Carboxylic acids, especially methacrylic acid and crotonic acid.

4. Composition according to claim 1, characterized by 0 to 45 wt .-%, based on the total composition non-conductive fillers, the total concentration of fillers should not exceed 50% by weight.

Composition according to claim 1, characterized by 0 to 20% by weight, based on the total composition of resins, e.g. Balsam resin, as an additive.

6. Production of the composition according to at least one of claims 1 to 5, characterized in that the carbon fibers are mixed in evenly and gently.

7. Use of the composition according to at least one of claims 1 to 5 for the production of coatings, seals and bonds with an electrical resistance of <1 · 10 ⁷ ohms, measured according to DIN 53276.

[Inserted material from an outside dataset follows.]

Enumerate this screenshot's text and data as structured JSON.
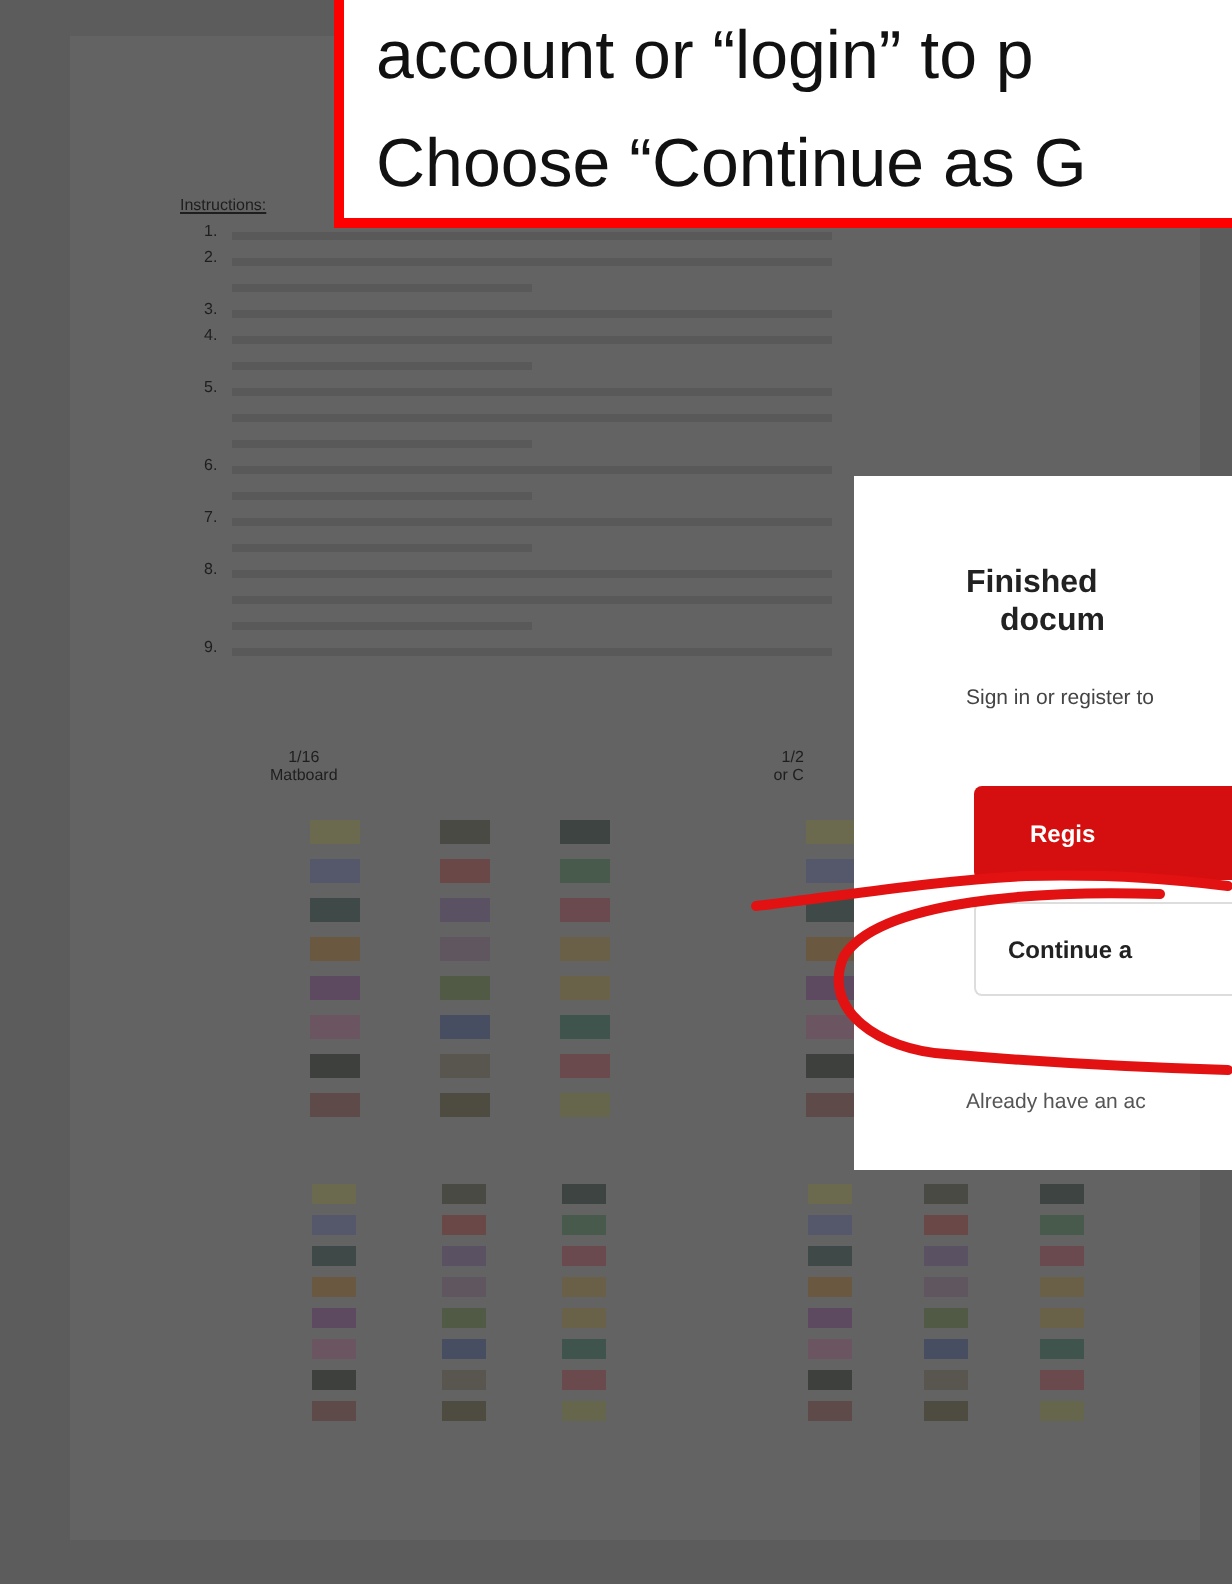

8. Use according to claim 7, characterized by the application of the composition with a notched trowel with a tooth gap width of 4.5 mm, a tooth gap depth of 3.5 mm and with pointed dental bridges.

9. Use according to claim 7, characterized by the composition of titanium oxide in the form of a rutile mixed-phase pigment and of carbon fibers of 3 mm in length.

10. Use according to claim 7 for the production of electrically conductive bonds of floor coverings with a resistance of approximately 10 ⁷ ohms and less.